With the Afghan Whigs relegated to the past, Dulli revisited the Twilight Singers album, retooling it with the help of British electronica duo Fila Brazilia. When it was finally released in 2000, Whigs fans were jarred by what they heard: ambient, late-night, soulful, folkish songs that employed acoustic guitars, piano and strings, backed by electronic drum beats, and featuring a number of vocalists. The pony had indeed found new pastures.

The album served as a template of sorts for what the Twilight Singers would continue to be, not in sound, but in theory: malleable. Each subsequent Twilight Singers album has included a different roster.

"I think I have always had an immense curiosity about other things," Dulli explains, "... I've met so many talented people throughout the last 20 years, and I've moved around so much, that I think I just wanted to see what I sounded like with somebody else. And then after that, what I sounded like with this other person. So it became this kind of--I'm not gonna say schizophrenic--but, uh, polygamist way of working, you know what I mean?"

That polygamist way of working has rounded up some unlikely collaborators. 2003's vaguely psychedelic Blackberry Belle, which stepped up the tempo of its predecessor, included appearances from blues guitarist Alvin Youngblood Hart, Galactic drummer Stanton Moore, that dog veteran and multi-instrumentalist Petra Haden, former Screaming Trees vocalist Mark Lanegan (who has appeared on the Singers' subsequent two albums and is a member of the current touring band) and onetime Prince muse Apollonia Kotero.
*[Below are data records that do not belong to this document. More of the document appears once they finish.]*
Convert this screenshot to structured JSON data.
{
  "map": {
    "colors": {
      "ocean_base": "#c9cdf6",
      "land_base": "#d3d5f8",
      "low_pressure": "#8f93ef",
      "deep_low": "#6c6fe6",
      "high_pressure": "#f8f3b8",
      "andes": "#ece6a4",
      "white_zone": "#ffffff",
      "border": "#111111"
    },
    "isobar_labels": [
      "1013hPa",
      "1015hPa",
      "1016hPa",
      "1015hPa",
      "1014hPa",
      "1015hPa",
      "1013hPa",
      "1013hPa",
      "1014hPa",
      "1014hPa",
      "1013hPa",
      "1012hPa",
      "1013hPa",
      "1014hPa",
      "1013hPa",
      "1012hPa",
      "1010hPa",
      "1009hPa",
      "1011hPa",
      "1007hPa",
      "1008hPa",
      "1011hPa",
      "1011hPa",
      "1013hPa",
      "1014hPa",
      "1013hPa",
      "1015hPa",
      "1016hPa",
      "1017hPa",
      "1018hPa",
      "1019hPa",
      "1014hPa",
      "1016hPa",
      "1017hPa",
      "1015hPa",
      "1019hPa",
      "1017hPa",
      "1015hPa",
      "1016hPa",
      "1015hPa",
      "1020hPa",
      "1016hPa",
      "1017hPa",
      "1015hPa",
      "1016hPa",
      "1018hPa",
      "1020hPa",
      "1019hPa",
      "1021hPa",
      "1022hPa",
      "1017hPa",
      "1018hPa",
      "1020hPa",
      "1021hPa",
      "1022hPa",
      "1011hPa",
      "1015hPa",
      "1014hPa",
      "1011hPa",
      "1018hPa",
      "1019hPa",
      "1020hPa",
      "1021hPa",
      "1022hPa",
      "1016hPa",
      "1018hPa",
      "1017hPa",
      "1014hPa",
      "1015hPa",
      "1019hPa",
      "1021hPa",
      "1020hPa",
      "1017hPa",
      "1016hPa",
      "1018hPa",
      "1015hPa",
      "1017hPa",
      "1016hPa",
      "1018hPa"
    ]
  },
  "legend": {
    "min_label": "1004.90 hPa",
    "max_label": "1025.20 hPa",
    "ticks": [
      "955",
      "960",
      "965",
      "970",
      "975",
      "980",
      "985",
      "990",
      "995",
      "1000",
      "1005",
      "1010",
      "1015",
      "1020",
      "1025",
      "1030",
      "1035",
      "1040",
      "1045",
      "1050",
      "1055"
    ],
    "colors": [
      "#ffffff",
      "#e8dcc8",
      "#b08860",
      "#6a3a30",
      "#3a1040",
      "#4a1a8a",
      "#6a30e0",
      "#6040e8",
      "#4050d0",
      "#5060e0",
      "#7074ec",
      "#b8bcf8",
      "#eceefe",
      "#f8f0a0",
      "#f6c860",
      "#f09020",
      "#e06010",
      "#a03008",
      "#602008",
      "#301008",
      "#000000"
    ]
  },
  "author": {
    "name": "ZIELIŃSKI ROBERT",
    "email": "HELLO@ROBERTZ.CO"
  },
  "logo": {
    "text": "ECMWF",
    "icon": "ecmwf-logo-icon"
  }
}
2004's She Loves You showcases one of the components that have endured throughout Dulli's career: his love for and strength in reinterpreting cover songs. But perhaps more importantly, during its making, Dulli found the inspiration to leave behind his longtime drug abuse.

"I felt like I was dying," he says. "I didn't recognize myself physically or emotionally anymore. I was hurting people left and right. And I think I had the elusive moment of clarity. And once I put a month between myself and drugs, there was no turning back. The last time I did class-A felony drugs was March 10, 2004. ... I went cold turkey, bro. I'm such a stubborn, pigheaded Taurus that once I make up my mind, I have tremendous willpower. Lightning struck, and I was like, 'Wow, that's it. That is it. The end.'"

Being clean would provide fodder for the latest Twilight Singers full-length, this year's relatively hard-rocking Powder Burns--along with another life-changing event.

Dulli lives part-time in Los Angeles, and part-time in New Orleans. He returned early from Milan, where he was on tour with Italian band Afterhours when Katrina hit. Unable to return to New Orleans, he stayed in Brooklyn, where he was joined by Powder Burns co-producer Mike Napolitano. The day the New Orleans airport reopened, the pair flew back to the Big Easy. For a week or so, they helped out friends. "And then probably the eighth day back there, we started to work on the record," he says. "And the power kept going on and off, so we had some generators, and it was surreal, probably like in a siege mentality. ... I had no choice (but to resume recording), with what I was witnessing. Going down into the places where there was 20 feet of water, the trees were dead, the animals were dead, there were no birds. ... Man, you would have to be a closed-off motherfucker not to be massively changed by your surroundings.

"I started to see a parallel between myself and my former demons, and what was happening in the city at the time, and I began to kind of draw the lines together. I'll never forget this record for that. ... I'll never be who I was because of those events."